= Agmondisham Vesey (died 1739) =

Irish landowner and politician

Agmondisham Vesey (21 January 1677 – 24 March 1739) was an Irish landowner.

==Biography==
He was the son of John Vesey by his second wife Anne, daughter of Colonel Agmondisham Muschamp. He was first elected to Parliament for Tuam in 1703 on the nomination of his father, the Archbishop of Tuam, and would continue to represent the seat until his death.

He married firstly, Charlotte, daughter of William Sarsfield and Mary Crofts, and an alleged granddaughter of Charles II and Lucy Walter. They had two daughters: Anne, who married Sir John Bingham, 5th Baronet, and Henrietta, who married Caesar Colclough.

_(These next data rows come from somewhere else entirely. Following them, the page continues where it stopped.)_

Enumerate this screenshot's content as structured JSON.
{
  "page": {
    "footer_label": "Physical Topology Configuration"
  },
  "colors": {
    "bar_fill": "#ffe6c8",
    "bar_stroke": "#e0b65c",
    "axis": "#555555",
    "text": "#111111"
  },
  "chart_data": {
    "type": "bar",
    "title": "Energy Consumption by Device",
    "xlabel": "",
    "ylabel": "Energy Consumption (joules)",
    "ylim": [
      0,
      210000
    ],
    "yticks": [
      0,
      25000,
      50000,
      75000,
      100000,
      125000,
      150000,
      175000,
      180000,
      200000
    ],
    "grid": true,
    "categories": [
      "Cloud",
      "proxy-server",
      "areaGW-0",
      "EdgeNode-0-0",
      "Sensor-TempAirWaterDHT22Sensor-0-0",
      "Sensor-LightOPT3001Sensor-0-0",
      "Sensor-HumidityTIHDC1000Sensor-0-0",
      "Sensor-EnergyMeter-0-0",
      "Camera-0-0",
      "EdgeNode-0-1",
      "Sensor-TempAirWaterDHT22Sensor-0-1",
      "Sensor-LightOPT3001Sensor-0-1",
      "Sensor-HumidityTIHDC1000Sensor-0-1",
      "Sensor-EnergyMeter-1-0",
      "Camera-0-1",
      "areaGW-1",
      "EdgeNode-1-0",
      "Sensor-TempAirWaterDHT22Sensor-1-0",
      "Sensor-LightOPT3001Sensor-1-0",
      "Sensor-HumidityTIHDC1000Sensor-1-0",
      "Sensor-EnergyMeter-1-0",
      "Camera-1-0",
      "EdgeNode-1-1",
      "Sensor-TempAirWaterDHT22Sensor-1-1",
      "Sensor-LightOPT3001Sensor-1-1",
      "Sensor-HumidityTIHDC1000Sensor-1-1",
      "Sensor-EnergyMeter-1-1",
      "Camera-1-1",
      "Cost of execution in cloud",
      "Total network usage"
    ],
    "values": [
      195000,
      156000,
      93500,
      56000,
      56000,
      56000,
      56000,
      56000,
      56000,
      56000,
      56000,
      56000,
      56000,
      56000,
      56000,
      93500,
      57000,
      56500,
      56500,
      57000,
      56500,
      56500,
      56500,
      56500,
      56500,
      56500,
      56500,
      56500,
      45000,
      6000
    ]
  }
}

Vesey's second wife was Jane, daughter of Captain Edward Pottinger and widow of John Reynolds and of Sir Thomas Butler, 3rd Baronet. By her he had further issue, including Agmondisham, also an MP; Letitia, who married Charles Meredyth, Dean of Ardfert; and Catherine, who married Anthony Jephson.

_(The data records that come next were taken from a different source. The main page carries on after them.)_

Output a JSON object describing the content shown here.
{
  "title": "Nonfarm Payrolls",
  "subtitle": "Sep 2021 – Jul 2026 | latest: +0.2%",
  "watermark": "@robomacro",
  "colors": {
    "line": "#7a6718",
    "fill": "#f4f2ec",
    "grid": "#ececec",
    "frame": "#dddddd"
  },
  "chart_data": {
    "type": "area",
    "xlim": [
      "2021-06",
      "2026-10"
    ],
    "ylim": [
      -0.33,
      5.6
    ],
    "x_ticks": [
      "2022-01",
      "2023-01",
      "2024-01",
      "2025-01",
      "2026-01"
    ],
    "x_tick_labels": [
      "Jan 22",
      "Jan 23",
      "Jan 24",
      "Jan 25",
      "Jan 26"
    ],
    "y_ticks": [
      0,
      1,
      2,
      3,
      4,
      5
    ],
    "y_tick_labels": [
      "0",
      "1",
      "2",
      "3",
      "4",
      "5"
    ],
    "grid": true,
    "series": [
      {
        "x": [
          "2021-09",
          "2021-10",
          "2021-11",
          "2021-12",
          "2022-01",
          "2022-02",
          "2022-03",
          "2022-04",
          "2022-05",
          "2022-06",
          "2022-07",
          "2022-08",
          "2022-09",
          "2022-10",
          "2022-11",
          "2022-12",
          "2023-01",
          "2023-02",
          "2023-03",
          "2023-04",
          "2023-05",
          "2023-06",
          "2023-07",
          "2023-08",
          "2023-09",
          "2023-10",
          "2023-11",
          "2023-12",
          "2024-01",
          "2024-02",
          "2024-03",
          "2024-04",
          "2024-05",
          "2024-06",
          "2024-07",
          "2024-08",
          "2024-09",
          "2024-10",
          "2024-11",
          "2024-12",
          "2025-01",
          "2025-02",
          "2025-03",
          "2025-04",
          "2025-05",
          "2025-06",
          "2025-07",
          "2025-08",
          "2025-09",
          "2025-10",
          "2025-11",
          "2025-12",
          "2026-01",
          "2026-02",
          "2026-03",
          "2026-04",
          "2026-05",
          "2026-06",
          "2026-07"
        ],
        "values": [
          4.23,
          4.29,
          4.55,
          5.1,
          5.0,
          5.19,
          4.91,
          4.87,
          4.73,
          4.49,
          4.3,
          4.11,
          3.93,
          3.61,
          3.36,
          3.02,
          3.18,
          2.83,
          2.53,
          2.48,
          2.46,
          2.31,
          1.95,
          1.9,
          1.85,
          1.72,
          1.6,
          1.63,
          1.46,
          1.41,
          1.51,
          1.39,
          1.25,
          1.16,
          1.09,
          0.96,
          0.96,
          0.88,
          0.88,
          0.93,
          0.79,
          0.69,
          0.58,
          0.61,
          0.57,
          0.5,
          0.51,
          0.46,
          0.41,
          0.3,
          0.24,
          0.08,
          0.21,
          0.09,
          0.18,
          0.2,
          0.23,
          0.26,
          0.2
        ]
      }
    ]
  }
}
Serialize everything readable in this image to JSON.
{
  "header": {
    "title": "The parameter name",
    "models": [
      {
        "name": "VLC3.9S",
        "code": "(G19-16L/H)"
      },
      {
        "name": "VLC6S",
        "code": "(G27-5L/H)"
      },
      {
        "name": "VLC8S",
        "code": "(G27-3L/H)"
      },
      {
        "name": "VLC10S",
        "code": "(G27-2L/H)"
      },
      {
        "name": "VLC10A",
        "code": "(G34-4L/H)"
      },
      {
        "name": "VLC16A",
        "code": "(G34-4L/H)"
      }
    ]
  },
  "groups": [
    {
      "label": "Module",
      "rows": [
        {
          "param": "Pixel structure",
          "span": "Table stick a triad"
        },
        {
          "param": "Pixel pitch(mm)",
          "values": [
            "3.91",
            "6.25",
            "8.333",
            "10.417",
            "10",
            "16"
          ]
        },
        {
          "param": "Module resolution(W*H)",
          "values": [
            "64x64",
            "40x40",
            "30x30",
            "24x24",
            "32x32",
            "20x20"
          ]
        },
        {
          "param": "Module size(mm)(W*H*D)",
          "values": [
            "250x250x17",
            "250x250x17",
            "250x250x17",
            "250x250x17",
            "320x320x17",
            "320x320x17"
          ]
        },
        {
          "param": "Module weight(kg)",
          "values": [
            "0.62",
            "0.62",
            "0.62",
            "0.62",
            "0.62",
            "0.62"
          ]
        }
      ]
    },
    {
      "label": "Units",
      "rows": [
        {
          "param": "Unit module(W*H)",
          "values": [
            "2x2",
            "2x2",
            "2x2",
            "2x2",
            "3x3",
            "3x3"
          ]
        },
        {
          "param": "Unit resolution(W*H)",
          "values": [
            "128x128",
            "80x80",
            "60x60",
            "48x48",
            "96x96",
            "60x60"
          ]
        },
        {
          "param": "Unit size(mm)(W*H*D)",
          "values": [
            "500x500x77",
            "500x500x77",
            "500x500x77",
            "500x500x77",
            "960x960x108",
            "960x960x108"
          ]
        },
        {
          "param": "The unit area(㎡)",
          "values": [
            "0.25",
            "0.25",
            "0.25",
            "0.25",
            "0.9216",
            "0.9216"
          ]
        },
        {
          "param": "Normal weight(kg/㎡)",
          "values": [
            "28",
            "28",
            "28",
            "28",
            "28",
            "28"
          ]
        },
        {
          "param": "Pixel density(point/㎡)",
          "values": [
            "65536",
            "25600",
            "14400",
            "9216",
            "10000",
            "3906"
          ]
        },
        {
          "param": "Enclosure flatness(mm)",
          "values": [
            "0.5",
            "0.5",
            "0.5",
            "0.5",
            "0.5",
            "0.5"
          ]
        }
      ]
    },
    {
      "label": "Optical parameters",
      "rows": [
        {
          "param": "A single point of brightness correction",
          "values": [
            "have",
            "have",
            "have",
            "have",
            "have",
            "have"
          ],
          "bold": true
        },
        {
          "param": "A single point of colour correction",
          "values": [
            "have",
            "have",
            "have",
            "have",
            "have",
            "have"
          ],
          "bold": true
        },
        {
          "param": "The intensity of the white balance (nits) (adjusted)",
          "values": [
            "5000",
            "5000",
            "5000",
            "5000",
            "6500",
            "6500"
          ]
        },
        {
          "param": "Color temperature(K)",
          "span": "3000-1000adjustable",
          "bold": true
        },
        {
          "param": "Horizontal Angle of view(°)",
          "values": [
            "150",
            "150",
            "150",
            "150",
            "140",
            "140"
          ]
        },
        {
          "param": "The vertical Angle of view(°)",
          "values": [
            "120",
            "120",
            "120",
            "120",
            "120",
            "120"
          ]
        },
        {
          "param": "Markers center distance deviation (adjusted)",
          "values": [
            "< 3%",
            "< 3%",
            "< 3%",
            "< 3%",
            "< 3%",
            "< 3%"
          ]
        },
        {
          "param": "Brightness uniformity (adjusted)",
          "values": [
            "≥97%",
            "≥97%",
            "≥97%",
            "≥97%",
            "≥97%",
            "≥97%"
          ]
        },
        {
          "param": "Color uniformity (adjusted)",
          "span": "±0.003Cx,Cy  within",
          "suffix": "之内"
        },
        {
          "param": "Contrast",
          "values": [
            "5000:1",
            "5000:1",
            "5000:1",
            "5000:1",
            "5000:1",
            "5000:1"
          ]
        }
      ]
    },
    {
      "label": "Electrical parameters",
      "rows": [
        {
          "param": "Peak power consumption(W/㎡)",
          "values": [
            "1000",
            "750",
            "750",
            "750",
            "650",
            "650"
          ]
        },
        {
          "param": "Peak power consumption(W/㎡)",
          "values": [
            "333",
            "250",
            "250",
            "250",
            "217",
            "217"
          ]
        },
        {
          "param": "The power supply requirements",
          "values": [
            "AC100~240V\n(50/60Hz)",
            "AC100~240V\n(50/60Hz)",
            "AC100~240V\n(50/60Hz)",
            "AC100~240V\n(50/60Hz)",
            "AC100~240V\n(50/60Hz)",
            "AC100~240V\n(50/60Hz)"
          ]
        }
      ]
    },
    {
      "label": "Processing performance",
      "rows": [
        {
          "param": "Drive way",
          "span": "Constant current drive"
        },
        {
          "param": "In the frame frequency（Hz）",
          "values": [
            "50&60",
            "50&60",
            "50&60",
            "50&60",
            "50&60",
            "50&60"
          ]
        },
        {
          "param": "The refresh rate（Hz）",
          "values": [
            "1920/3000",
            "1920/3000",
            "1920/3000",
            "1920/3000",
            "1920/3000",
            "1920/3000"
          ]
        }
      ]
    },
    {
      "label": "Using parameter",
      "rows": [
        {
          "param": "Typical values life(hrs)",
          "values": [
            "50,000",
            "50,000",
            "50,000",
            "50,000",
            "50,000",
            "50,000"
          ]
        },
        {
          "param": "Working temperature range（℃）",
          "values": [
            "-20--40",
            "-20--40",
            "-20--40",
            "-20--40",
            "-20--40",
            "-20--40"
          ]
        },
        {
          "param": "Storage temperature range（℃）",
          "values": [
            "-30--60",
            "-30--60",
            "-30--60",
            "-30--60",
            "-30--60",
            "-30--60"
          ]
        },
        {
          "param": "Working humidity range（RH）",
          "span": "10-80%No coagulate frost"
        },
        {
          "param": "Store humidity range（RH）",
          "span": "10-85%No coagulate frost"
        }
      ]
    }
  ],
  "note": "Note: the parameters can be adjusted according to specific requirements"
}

Vesey had residences at Molesworth Street, Dublin; Hollymount, County Mayo; Allenswood, County Kildare and Lucan, Dublin. He died at Lucan Manor in 1739.

He was succeeded by his son Agmondisham Vesey who inherited Lucan Manor.

The name Agmondisham originally comes from an archaic spelling of the town of Amersham in Surrey, England.